What compaction means is that duplicate keys are removed. In an append-only log, what matters is the date in which a transaction occurs. If foo used to be bar, but then got changed to bur, then we no longer need that foo=bar transaction inside our log files. Thus, compaction will preserve the most recent keys, and discard older keys that happen to be duplicates. There is a whole lot more that goes on behind the scenes, but this is the basic gist of it.

What merging means is simply combining all of the smaller segmented log files together, to reduce disk space and prevent overflow.

Compaction and merging may happen hand-in-hand or altogether, depending on the database implementation.

Like B-Trees, LSM Trees can also use a log file similar to WAL to read a history of transactions, in the case that a database crash occurs.

# Deciding Factor

B-Trees and LSM Trees are quite distinct from each other in design. B-Trees typically modify entries in-place. LSM Trees on the other hand append entries and discard stale entries from time to time. B-Trees only have to worry about 1 unique key (primary key) per index, where as LSM Trees will potentially have duplicate keys (before compaction and merging).

If reads are a concern, then it may be worthwhile to look into B-Trees instead of LSM Trees. In a nutshell, if we do a simple database query with LSM Trees, we'll first look at the memtable for the key. If it doesn't exist there, then we look at the most recent SSTable, and if not there, then we look at the 2nd most recent SSTable, and onwards.

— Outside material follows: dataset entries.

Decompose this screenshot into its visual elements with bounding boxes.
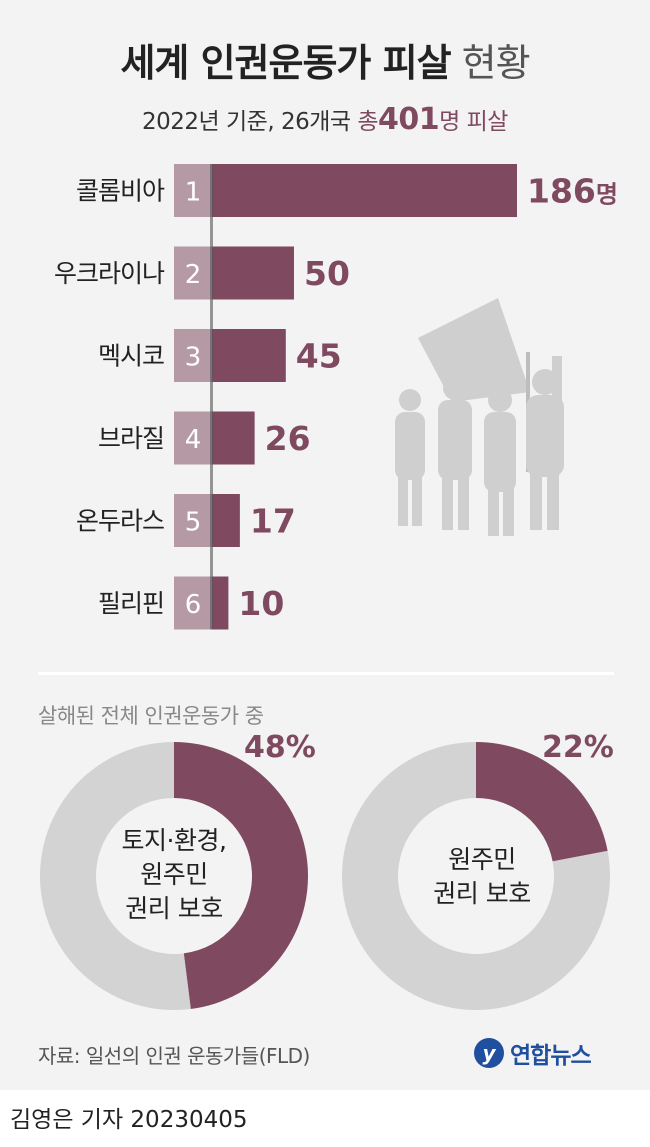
- bar-1: [212, 164, 517, 217]
- donut-2-slice-1: [476, 742, 608, 862]
- rank-box-2: [174, 246, 212, 300]
- rank-label-4: 4: [185, 425, 202, 455]
- rank-box-4: [174, 411, 212, 465]
- subtitle-total-value: 401: [378, 102, 440, 137]
- value-label-2: 50: [304, 254, 350, 293]
- yonhap-logo-text: 연합뉴스: [510, 1043, 592, 1069]
- title-main: 세계 인권운동가 피살: [120, 41, 451, 85]
- source-note: 자료: 일선의 인권 운동가들(FLD): [38, 1044, 310, 1068]
- value-label-6: 10: [238, 584, 284, 623]
- bar-4: [212, 411, 255, 465]
- rank-label-3: 3: [185, 343, 202, 373]
- subtitle-total-label: 총: [357, 109, 379, 135]
- category-label-4: 브라질: [98, 424, 164, 453]
- donut-1-label-line-2: 원주민: [140, 860, 208, 889]
- category-label-1: 콜롬비아: [76, 177, 165, 206]
- person-silhouette-1: [395, 389, 425, 526]
- donut-1-center-label: 토지·환경, 원주민 권리 보호: [104, 824, 244, 926]
- reporter-credit: 김영은 기자 20230405: [10, 1107, 248, 1133]
- donut-2-slice-2: [341, 742, 610, 1010]
- rank-label-5: 5: [185, 508, 202, 538]
- donut-1-label-line-1: 토지·환경,: [121, 826, 227, 855]
- donut-1-slice-2: [39, 742, 191, 1010]
- pie-section-caption: 살해된 전체 인권운동가 중: [38, 704, 264, 728]
- donut-2-percentage: 22%: [542, 730, 614, 765]
- donut-1-percentage: 48%: [244, 730, 316, 765]
- donut-2-label-line-1: 원주민: [448, 845, 516, 874]
- chart-title: 세계 인권운동가 피살 현황: [0, 32, 650, 87]
- subtitle-suffix: 명 피살: [439, 109, 508, 135]
- axis-line: [210, 164, 213, 630]
- subtitle-prefix: 2022년 기준, 26개국: [142, 109, 351, 135]
- donut-2-center-label: 원주민 권리 보호: [412, 843, 552, 911]
- category-label-5: 온두라스: [76, 507, 164, 536]
- donut-1-slice-1: [174, 742, 308, 1009]
- value-unit-1: 명: [596, 181, 618, 209]
- yonhap-logo: y 연합뉴스: [474, 1034, 592, 1072]
- rank-label-6: 6: [185, 590, 202, 620]
- flag-shape: [418, 298, 530, 402]
- person-silhouette-3: [484, 388, 516, 536]
- rank-box-1: [174, 164, 212, 217]
- category-label-3: 멕시코: [98, 342, 164, 371]
- yonhap-logo-mark: y: [474, 1038, 504, 1068]
- category-label-6: 필리핀: [98, 589, 164, 618]
- rank-label-1: 1: [185, 178, 202, 208]
- value-label-5: 17: [250, 502, 296, 541]
- rank-box-3: [174, 329, 212, 382]
- donut-1-label-line-3: 권리 보호: [125, 894, 223, 923]
- rank-box-5: [174, 494, 212, 547]
- person-silhouette-4: [526, 356, 564, 530]
- person-silhouette-2: [438, 376, 472, 530]
- bar-5: [212, 494, 240, 547]
- bar-3: [212, 329, 286, 382]
- value-label-3: 45: [296, 337, 342, 376]
- rank-box-6: [174, 576, 212, 630]
- rank-label-2: 2: [185, 260, 202, 290]
- chart-subtitle: 2022년 기준, 26개국 총401명 피살: [0, 102, 650, 137]
- bar-6: [212, 576, 229, 630]
- section-divider: [38, 672, 614, 675]
- title-suffix: 현황: [461, 41, 531, 85]
- category-label-2: 우크라이나: [54, 259, 165, 288]
- value-label-4: 26: [265, 419, 311, 458]
- donut-2-label-line-2: 권리 보호: [433, 879, 531, 908]
- bar-2: [212, 246, 294, 300]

This means that if the key to be queried doesn't exist at all, then LSM Trees can be quite slow.

Otherwise if writes are a concern, LSM Trees are more attractive due to sequential writes. In general, sequential write is a lot faster than random writes, especially on magnetic hard disks. Do note though, that the maximum write throughput can be more unpredictable than B-Trees due to the periodic compaction and merging going on in the background.